Abstract 11961: Ductus Arteriosus Oxygen Response is Mediated by Mitochondrial Subunit NDUFS2

Abstract

Introduction: The ductus arteriosus (DA) is a fetal vessel connecting the pulmonary artery (PA) and aorta, diverting oxygenated blood away from the developing lungs to the systemic circulation. The DA rapidly constricts in response to the increase in arterial oxygen (O 2 ) following the first breath. Failure of the DA to close in response to O 2 results in persistent ductus arteriosus, one of the most common complications of preterm birth. Mitochondria are known to play an important role in the O 2 response of DA smooth muscle cells (DASMC), however the mechanism is not fully understood.

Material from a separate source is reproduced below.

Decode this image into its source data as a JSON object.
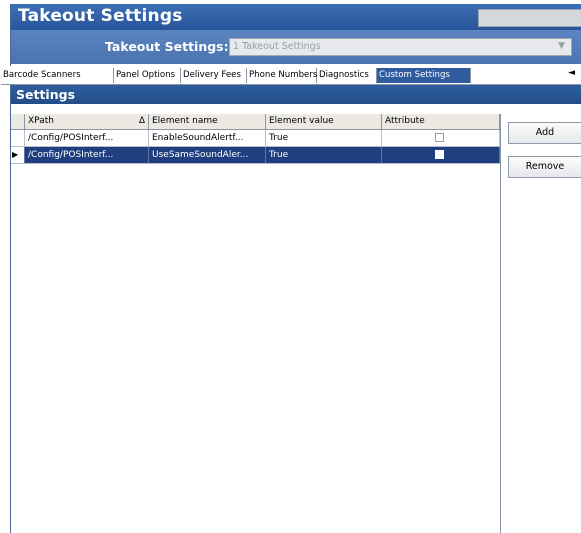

A subunit of mitochondrial Complex I, NDUFS2 (NADH:ubiquinone oxidoreductase core subunit 2) mediates the O 2 response of other specialized O 2 sensing tissues (PA and carotid body); we assess whether NDUFS2 also plays a role in DA O 2 sensing. Methods: DASMC were isolated from male term (29 days gestation) fetal New Zealand white rabbits. Cell lines were purified via fluorescence activated cell sorting, excluding CD90 + and CD31 + cells (fibroblasts and endothelial cells, respectively). Smooth muscle cell purity was confirmed using flow cytometry for α-smooth muscle actin (α-SMA). Primary cultures were 97.65% ± 0.65% CD90 - CD31 - , and were 100% α-SMA + post-sorting. We measured the O 2 responsiveness of DASMC using confocal microscopy, measuring changes in intracellular calcium with Cal-520AM. Cells were cultured in hypoxia (2.5% O 2 , pO 2 = 41 mmHg), with O 2 -induced increase in calcium relative to hypoxic baseline serving as a surrogate for constriction. DASMC were treated for 48 hours with 30 pmol siRNA and 90 pmol Lipofectamine® RNAiMAX to knockdown gene expression of NDUFS2 or a negative control. Knockdown was confirmed using qPCR. Results & Conclusions: There was a 14.7% (±2.6%, n=33, p<0.0001) increase in intracellular calcium relative to hypoxic baseline in siNC-treated cells. O 2 response was obliterated when treated with siNDUFS2 (0.7% ± 2.1%, n=29, p=0.798), with a 90.9% ± 1.89% knockdown of NDUFS2 mRNA expression. These data suggest a critical role for the mitochondrial electron transport chain, specifically NDUFS2, in DA oxygen responsiveness. While further functional studies will be required, our findings suggest a novel potential therapeutic target to modulate DA patency.